Nueces.

Los frutos de otoño anticipaban los sabores de la Navidad: un cuenco de nueces, un cascanueces, el crepitar de la madera en la chimenea, el tintineo de un villancico... y mucho ruido.

El domingo había amanecido luminoso pero, al caer la tarde, una amenazante legión de nubes había encapotado el cielo; se acercó a la ventana y sintió el frío que latía al otro lado del cristal, eso la decidió a cumplir con un pequeño ritual que la confortaba a pesar de que no tenía para ella más sentido que el del recuerdo de las emociones bellas, de la ilusión desmedida, de la diversión, de la magia, de la risa… de las nueces, las avellanas y los cacahuetes.

Colocó el árbol de Navidad y su pequeño belén, un nacimiento que resurgía de su caja cada puente de diciembre y que se completaba también cada año con una pieza nueva; aquella mañana había recorrido el mercadillo navideño atestado de gente hasta adquirir dos nuevas piezas, porque no había logrado decantarse sólo por una: un huerto con sus tomates y sus lechugas, sus coliflores, zanahorias y remolachas y una hoguera con su caldero, el nuevo centro de su reunión de pastores.
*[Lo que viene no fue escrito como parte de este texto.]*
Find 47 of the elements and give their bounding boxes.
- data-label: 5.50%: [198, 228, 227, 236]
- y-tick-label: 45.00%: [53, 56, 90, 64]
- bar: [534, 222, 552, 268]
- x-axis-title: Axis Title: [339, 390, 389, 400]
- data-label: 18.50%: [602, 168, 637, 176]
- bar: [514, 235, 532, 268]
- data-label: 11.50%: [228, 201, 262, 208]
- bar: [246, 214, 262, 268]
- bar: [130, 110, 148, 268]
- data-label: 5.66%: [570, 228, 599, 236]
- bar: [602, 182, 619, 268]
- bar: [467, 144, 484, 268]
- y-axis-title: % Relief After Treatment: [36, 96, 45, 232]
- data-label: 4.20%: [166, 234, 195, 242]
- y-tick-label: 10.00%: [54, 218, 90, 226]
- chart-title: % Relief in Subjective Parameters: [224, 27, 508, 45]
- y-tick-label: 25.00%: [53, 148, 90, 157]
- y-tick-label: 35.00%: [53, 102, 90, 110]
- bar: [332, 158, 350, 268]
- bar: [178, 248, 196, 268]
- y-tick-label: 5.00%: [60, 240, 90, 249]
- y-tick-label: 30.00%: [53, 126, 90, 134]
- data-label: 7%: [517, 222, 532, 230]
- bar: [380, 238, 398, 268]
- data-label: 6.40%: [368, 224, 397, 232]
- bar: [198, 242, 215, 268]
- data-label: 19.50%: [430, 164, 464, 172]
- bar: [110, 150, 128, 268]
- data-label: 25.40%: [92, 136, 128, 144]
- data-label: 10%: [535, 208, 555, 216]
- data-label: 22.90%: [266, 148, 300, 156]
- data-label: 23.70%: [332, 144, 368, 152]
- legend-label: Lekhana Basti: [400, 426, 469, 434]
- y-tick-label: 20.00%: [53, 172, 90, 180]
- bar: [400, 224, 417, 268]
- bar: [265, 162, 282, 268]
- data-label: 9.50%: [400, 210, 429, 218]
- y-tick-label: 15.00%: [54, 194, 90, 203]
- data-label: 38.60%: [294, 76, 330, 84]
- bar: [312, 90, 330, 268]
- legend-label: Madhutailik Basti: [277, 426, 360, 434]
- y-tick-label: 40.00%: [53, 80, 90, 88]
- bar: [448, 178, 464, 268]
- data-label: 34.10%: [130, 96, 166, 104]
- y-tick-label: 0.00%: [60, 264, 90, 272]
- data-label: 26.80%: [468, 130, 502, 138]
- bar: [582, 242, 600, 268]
A media tarde todo estaba ya en su lugar y decidió encender la chimenea –una que era en realidad de mentira, una más de esas ilusiones con las que decoraba su vida para hacerla más cálida… para confrontar desde la belleza el lado oscuro del mundo-; se preparó una merienda -un té caliente con nueces- y se acomodó en el sofá después de encender la pequeña luz indirecta, que era su modo de iluminar el cielo; se arropó con su manta de sofá sonriéndose, porque aquella iba a ser una tarde para celebrar qué bello es vivir.

Tomó un sorbo de té caliente y colocó el cuenco de nueces en su regazo armándose con su indispensable cascanueces; a las nueces de California que no faltaban entre sus recuerdos de Navidad sumaba ella las de la India y entre nuez y nuez, sorbo y sorbo de , y alguna que otra lágrima furtiva, llegó al final de la película.

Miró su cuenco de nueces lleno ahora de cáscaras rotas y pensó que era un poco como la vida… mucho ruido y pocas nueces; se negó a aceptarlo y no porque hubiese más nueces en la cocina, sino porque sabía que la vida no era poco ni mucho por sí misma sino que era lo que cada uno hace de ella, era en realidad moldeable y flexible, frágil unas veces y pertinaz otras pero, en el fondo y al cabo del tiempo, sólo lo que cada uno hacía de ella.

Claro que al pensar en nueces y en ruido no pudo menos que recordar a Benedicto y a Beatriz, a la bella Hero, a Don Juan y a Don Pedro… Sería con ellos con quienes pasaría la noche gracias al bueno de Kenneth Branagh que se hacía acompañar en su ya mítica adaptación de Shakespeare por Emma Thompson, Denzel Washington y Keanu Reeves.